The two made arrangements for a young New York Times reporter to come and pick up the volumes. A careful hand-off of sensitive material, Raskin remembers the young man walking through the doorway of the IPS offices and hauling away "many thousands of sheets of paper."

Raskin says that he urged Ellsberg to contact Sheehan, in order to form his own connection with Sheehan. Raskin was unsure, he says, whether Ellsberg did so. According to the account by historian David Rudenstine in "The Day the Presses Stopped: A History of the Pentagon Papers Case," (University of California Press, 1996), Ellsberg did call Sheehan and told him that he had a study that would interest him. Sheehan had already heard of the Papers, most likely because Raskin had already spoken with him (p. 47).

Gulf of Tonkin Incident

Rudenstine also notes in his book that Sheehan did not get the classified accounts of the Gulf of Tonkin incident from Ellsberg. This was because Ellsberg had refused to release this part of the Papers to Sheehan, though Ellsberg had discussed with Sheehan that the Papers contained the classified historical account of this important incident. But Sheehan found a source for this material. Though Sheehan has never named this source, Rudenstine states that the source was likely Raskin: "What is more likely is that [Sheehan] obtained the documents from Marcus G. Raskin and Richard J. Barnet of the Institute for Policy Studies" (p. 50).

In addition to the copy made for the Times, a copy of the Papers were made for then-Sen. Mike Gravel, an Alaska Democrat who had become known for his public opposition to the war in Vietnam and played a key role in ending the draft. Gravel wanted a clean copy of the documents so that he could enter them into the record in his Senate subcommittee. This action made the Papers a matter of public record, entered into the Congressional Record, and available for general public discourse. The Papers that Sen. Gravel used, about 4,100 pages, had been photocopied on a copier at IPS offices by a young IPS employee. They became an important resource, enabling citizens and reporters to discuss the top secret documents openly.

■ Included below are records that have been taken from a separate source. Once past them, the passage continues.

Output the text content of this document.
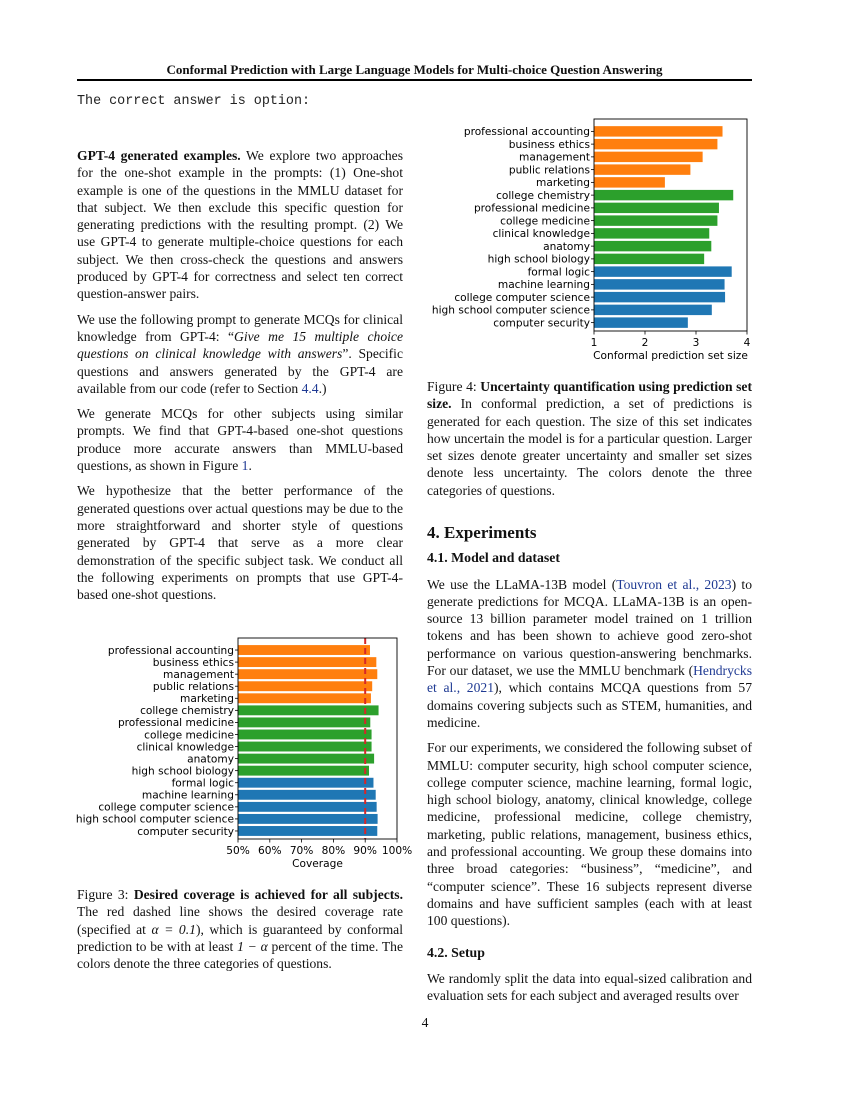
Conformal Prediction with Large Language Models for Multi-choice Question Answering
The correct answer is option:

GPT-4 generated examples. We explore two approaches for the one-shot example in the prompts: (1) One-shot example is one of the questions in the MMLU dataset for that subject. We then exclude this specific question for generating predictions with the resulting prompt. (2) We use GPT-4 to generate multiple-choice questions for each subject. We then cross-check the questions and answers produced by GPT-4 for correctness and select ten correct question-answer pairs.

We use the following prompt to generate MCQs for clinical knowledge from GPT-4: “Give me 15 multiple choice questions on clinical knowledge with answers”. Specific questions and answers generated by the GPT-4 are available from our code (refer to Section 4.4.)

We generate MCQs for other subjects using similar prompts. We find that GPT-4-based one-shot questions produce more accurate answers than MMLU-based questions, as shown in Figure 1.

We hypothesize that the better performance of the generated questions over actual questions may be due to the more straightforward and shorter style of questions generated by GPT-4 that serve as a more clear demonstration of the specific subject task. We conduct all the following experiments on prompts that use GPT-4-based one-shot questions.

professional accounting
business ethics
management
public relations
marketing
college chemistry
professional medicine
college medicine
clinical knowledge
anatomy
high school biology
formal logic
machine learning
college computer science
high school computer science
computer security
50% 60% 70% 80% 90% 100%
Coverage
Figure 3: Desired coverage is achieved for all subjects. The red dashed line shows the desired coverage rate (specified at α = 0.1), which is guaranteed by conformal prediction to be with at least 1 − α percent of the time. The colors denote the three categories of questions.
professional accounting
business ethics
management
public relations
marketing
college chemistry
professional medicine
college medicine
clinical knowledge
anatomy
high school biology
formal logic
machine learning
college computer science
high school computer science
computer security
1	2	3	4
Conformal prediction set size
Figure 4: Uncertainty quantification using prediction set size. In conformal prediction, a set of predictions is generated for each question. The size of this set indicates how uncertain the model is for a particular question. Larger set sizes denote greater uncertainty and smaller set sizes denote less uncertainty. The colors denote the three categories of questions.
4. Experiments
4.1. Model and dataset

We use the LLaMA-13B model (Touvron et al., 2023) to generate predictions for MCQA. LLaMA-13B is an open-source 13 billion parameter model trained on 1 trillion tokens and has been shown to achieve good zero-shot performance on various question-answering benchmarks. For our dataset, we use the MMLU benchmark (Hendrycks et al., 2021), which contains MCQA questions from 57 domains covering subjects such as STEM, humanities, and medicine.

For our experiments, we considered the following subset of MMLU: computer security, high school computer science, college computer science, machine learning, formal logic, high school biology, anatomy, clinical knowledge, college medicine, professional medicine, college chemistry, marketing, public relations, management, business ethics, and professional accounting. We group these domains into three broad categories: “business”, “medicine”, and “computer science”. These 16 subjects represent diverse domains and have sufficient samples (each with at least 100 questions).

4.2. Setup

We randomly split the data into equal-sized calibration and evaluation sets for each subject and averaged results over

4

"The Pentagon Papers tell of purposeful withholding and distortion of facts," Gravel wrote in an introduction to the Papers that Beacon Press published in 1971. "No one who reads this study can fail to conclude that, had the true facts been made known earlier, the war would long ago have ended, and the needless deaths of hundreds of thousands of Americans and Vietnamese would have been averted. This is the true lesson of the Pentagon Papers."

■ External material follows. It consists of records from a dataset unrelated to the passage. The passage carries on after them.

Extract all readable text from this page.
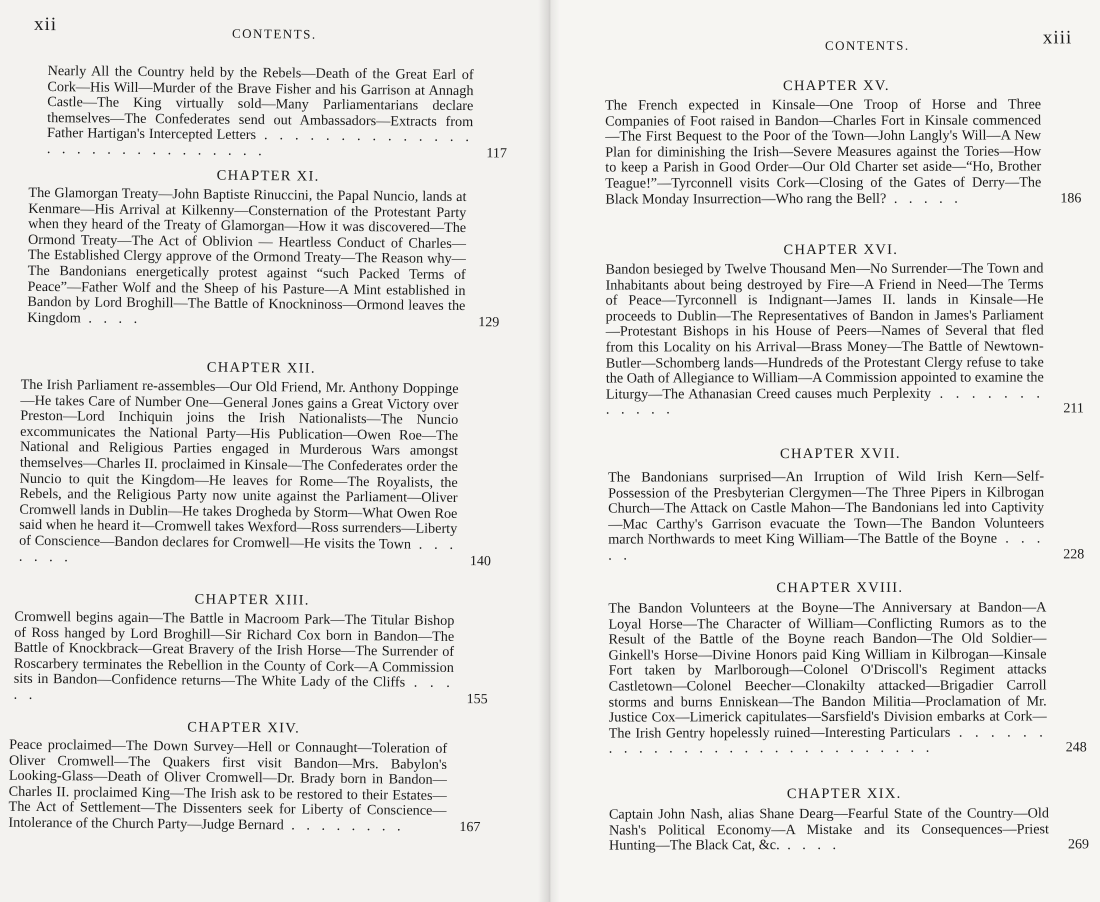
xii	CONTENTS.
Nearly All the Country held by the Rebels—Death of the Great Earl of Cork—His Will—Murder of the Brave Fisher and his Garrison at Annagh Castle—The King virtually sold—Many Parliamentarians declare themselves—The Confederates send out Ambassadors—Extracts from Father Hartigan's Intercepted Letters . . . . . . . . . . . . . . . . . . . . . . . . . . . . .	117
CHAPTER XI.
The Glamorgan Treaty—John Baptiste Rinuccini, the Papal Nuncio, lands at Kenmare—His Arrival at Kilkenny—Consternation of the Protestant Party when they heard of the Treaty of Glamorgan—How it was discovered—The Ormond Treaty—The Act of Oblivion — Heartless Conduct of Charles—The Established Clergy approve of the Ormond Treaty—The Reason why—The Bandonians energetically protest against “such Packed Terms of Peace”—Father Wolf and the Sheep of his Pasture—A Mint established in Bandon by Lord Broghill—The Battle of Knockninoss—Ormond leaves the Kingdom . . . .	129
CHAPTER XII.
The Irish Parliament re-assembles—Our Old Friend, Mr. Anthony Doppinge—He takes Care of Number One—General Jones gains a Great Victory over Preston—Lord Inchiquin joins the Irish Nationalists—The Nuncio excommunicates the National Party—His Publication—Owen Roe—The National and Religious Parties engaged in Murderous Wars amongst themselves—Charles II. proclaimed in Kinsale—The Confederates order the Nuncio to quit the Kingdom—He leaves for Rome—The Royalists, the Rebels, and the Religious Party now unite against the Parliament—Oliver Cromwell lands in Dublin—He takes Drogheda by Storm—What Owen Roe said when he heard it—Cromwell takes Wexford—Ross surrenders—Liberty of Conscience—Bandon declares for Cromwell—He visits the Town . . . . . . .	140
CHAPTER XIII.
Cromwell begins again—The Battle in Macroom Park—The Titular Bishop of Ross hanged by Lord Broghill—Sir Richard Cox born in Bandon—The Battle of Knockbrack—Great Bravery of the Irish Horse—The Surrender of Roscarbery terminates the Rebellion in the County of Cork—A Commission sits in Bandon—Confidence returns—The White Lady of the Cliffs . . . . .	155
CHAPTER XIV.
Peace proclaimed—The Down Survey—Hell or Connaught—Toleration of Oliver Cromwell—The Quakers first visit Bandon—Mrs. Babylon's Looking-Glass—Death of Oliver Cromwell—Dr. Brady born in Bandon—Charles II. proclaimed King—The Irish ask to be restored to their Estates—The Act of Settlement—The Dissenters seek for Liberty of Conscience—Intolerance of the Church Party—Judge Bernard . . . . . . . .	167
CONTENTS.	xiii
CHAPTER XV.
The French expected in Kinsale—One Troop of Horse and Three Companies of Foot raised in Bandon—Charles Fort in Kinsale commenced—The First Bequest to the Poor of the Town—John Langly's Will—A New Plan for diminishing the Irish—Severe Measures against the Tories—How to keep a Parish in Good Order—Our Old Charter set aside—“Ho, Brother Teague!”—Tyrconnell visits Cork—Closing of the Gates of Derry—The Black Monday Insurrection—Who rang the Bell? . . . . .	186
CHAPTER XVI.
Bandon besieged by Twelve Thousand Men—No Surrender—The Town and Inhabitants about being destroyed by Fire—A Friend in Need—The Terms of Peace—Tyrconnell is Indignant—James II. lands in Kinsale—He proceeds to Dublin—The Representatives of Bandon in James's Parliament—Protestant Bishops in his House of Peers—Names of Several that fled from this Locality on his Arrival—Brass Money—The Battle of Newtown-Butler—Schomberg lands—Hundreds of the Protestant Clergy refuse to take the Oath of Allegiance to William—A Commission appointed to examine the Liturgy—The Athanasian Creed causes much Perplexity . . . . . . . . . . . .	211
CHAPTER XVII.
The Bandonians surprised—An Irruption of Wild Irish Kern—Self-Possession of the Presbyterian Clergymen—The Three Pipers in Kilbrogan Church—The Attack on Castle Mahon—The Bandonians led into Captivity—Mac Carthy's Garrison evacuate the Town—The Bandon Volunteers march Northwards to meet King William—The Battle of the Boyne . . . . .	228
CHAPTER XVIII.
The Bandon Volunteers at the Boyne—The Anniversary at Bandon—A Loyal Horse—The Character of William—Conflicting Rumors as to the Result of the Battle of the Boyne reach Bandon—The Old Soldier—Ginkell's Horse—Divine Honors paid King William in Kilbrogan—Kinsale Fort taken by Marlborough—Colonel O'Driscoll's Regiment attacks Castletown—Colonel Beecher—Clonakilty attacked—Brigadier Carroll storms and burns Enniskean—The Bandon Militia—Proclamation of Mr. Justice Cox—Limerick capitulates—Sarsfield's Division embarks at Cork—The Irish Gentry hopelessly ruined—Interesting Particulars . . . . . . . . . . . . . . . . . . . . . . . . . . . .	248
CHAPTER XIX.
Captain John Nash, alias Shane Dearg—Fearful State of the Country—Old Nash's Political Economy—A Mistake and its Consequences—Priest Hunting—The Black Cat, &c. . . . .	269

After a few months, Raskin got a phone call that The New York Times was planning to publish the Papers. Raskin was surprised that the Times had moved so fast. On June 13, 1971, the Times began churning out front-page coverage of the shocking content of the Papers. The government quickly won an injunction against the newspaper, blocking it from publishing more reports, prompting The Washington Post to pick up this project on June 18, until the government also forced it to stop.

The Times and anyone found to be involved was indicted for criminal activity for their release, including Sheehan. Rogovin was a good neighbor, and defended Sheehan against the charges. Sheehan did not reveal the involvement of Raskin and others with whom he had discussed the Papers. The case quickly made it to the Supreme Court, which ruled on June 30 to lift the publication restraints.

Ellsberg was charged with espionage, along with his friend Russo. Both stood trial, and the charges were dismissed in 1973. Neither Ellsberg nor Russo disclosed the involvement of Raskin, Barnet, and many others involved in the release of the Papers. Ellsberg became known as the quintessential whistleblower for his role in ending to the tragic Vietnam War. Ellsberg got crucial help from the peace movement, which was there for him when he was ready to start blowing that whistle. And there were many people, like Raskin and his Institute for Policy Studies colleagues, who were ready and willing to help Ellsberg speak truth to power.